独立Lでも“控え”だった男の大逆襲…オリ茶野篤政 古巣コーチが見た活躍の必然

オリックス・茶野篤政【写真:矢口亨】
オリックス・茶野篤政【写真:矢口亨】

古巣・徳島インディゴソックスの橋本球史コーチ「彼は群れないし、流されない」

 プロの世界で活躍するには必ず理由がある。オリックスの育成4位ルーキー・茶野篤政外野手はリーグ3連覇、2年連続日本一を狙うチームでレギュラー格として奮闘している。わずか1年前までは独立リーグの“控え”だった男を、古巣・徳島インディゴソックスの橋本球史コーチは「この(成長)スピードは想像していなかった」と語る。

 茶野は昨年、名古屋商科大を経て徳島インディゴソックスでプレーしたが、開幕戦では控え選手として試合を見つめていた。打撃、脚力、肩の強さは一定以上の力は持っていたが、橋本コーチは「独立リーグからプロに行く選手は一芸を持った選手が多いのですが、茶野はそこまで抜けたものはなかった」と振り返る。

 それでも、ドラフト会議までの約半年間の成長スピードは「僕が見た中でもトップクラス」と断言する。最短でのNPB入りを目指す選手が集まる独立リーグ。厳しい環境の中では、時に“甘え”も出てくる。そんな中でも茶野は一心不乱に野球だけを追い続けていたという。

「どこかでプロに行きたい目標はあるけれど、遊びたい、他の選手と仲良くなって“なぁなぁ”になる場合もあります。ですが、彼は群れないし、流されない。コツコツ、淡々と自分で決めたことをやり続けた。色気づくこともなかったし、レギュラーで出場しても準備、片付けも積極的にやる。チームメートで茶野を悪くいうやつは1人もいなかった。ゴミを見つけたら拾いますし、どれだけ真面目なんだろうって」

徳島インディゴソックス・橋本球史コーチ【写真:喜岡桜】
徳島インディゴソックス・橋本球史コーチ【写真:喜岡桜】

独立からNPBへ「“たった1年”でも目指し続けることは簡単じゃない」

 結果を求めるがあまり、技術に走りがちになる選手が多い中、基本を怠ることなく練習を続けた。「プロを目指し続ける。当たり前のことと思いますが“たった1年”でも、目指し続けることは簡単じゃない。毎日、泥だらけになって本気で取り組んでいました」。努力は実を結び、レギュラーを獲得すると最終的には打率.316、2本塁打、リーグ2位の37盗塁をマークした。

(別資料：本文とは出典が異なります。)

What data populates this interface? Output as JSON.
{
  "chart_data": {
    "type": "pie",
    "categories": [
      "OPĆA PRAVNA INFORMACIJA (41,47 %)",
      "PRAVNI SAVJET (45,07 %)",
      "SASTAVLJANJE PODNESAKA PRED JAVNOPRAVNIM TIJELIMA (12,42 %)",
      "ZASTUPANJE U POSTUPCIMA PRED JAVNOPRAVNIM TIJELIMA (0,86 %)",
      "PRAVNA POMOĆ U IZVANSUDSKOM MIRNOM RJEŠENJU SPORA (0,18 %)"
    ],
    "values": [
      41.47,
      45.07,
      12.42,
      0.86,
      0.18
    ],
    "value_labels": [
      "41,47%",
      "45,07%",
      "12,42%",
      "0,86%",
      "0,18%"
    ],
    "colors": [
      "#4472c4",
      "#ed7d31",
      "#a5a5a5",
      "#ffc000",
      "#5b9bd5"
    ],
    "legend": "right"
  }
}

 育成ながらドラフト指名された時には「いつかスタメンを獲る選手になると思っていた」と振り返るが、「1年前は独立でスタメンじゃなく、1年後はオリックスの1軍でスタメン。このスピードは想像していなかった。運も持っているし、それを逃さなかった」と、茶野の努力を称える。

 高校、大学では無名だった選手が、わずか1年間で1軍の主力に。“茶野効果”は独立リーグ全体にも大きな影響を与えているという。

「岸潤一郎(西武)が1軍の試合に出場してから、少し間がありました。岸は甲子園で活躍したスター選手で、茶野とはスタートが違う。選手にとっては一番の見本。練習でも『茶野さんならこうやっていた』という声も聞く。スカウトも活発に来てくれている。選手、球団にもいい影響を与えてくれている」

 開幕前に支配下登録を掴み、ここまで1度も2軍に落ちることなくシーズン折り返しを迎えた。「怪我なく1年間やってほしい。ゆくゆくはタイトルを奪ってほしい」。共に過ごした橋本コーチは独立、育成の星として輝き続けることを願っている。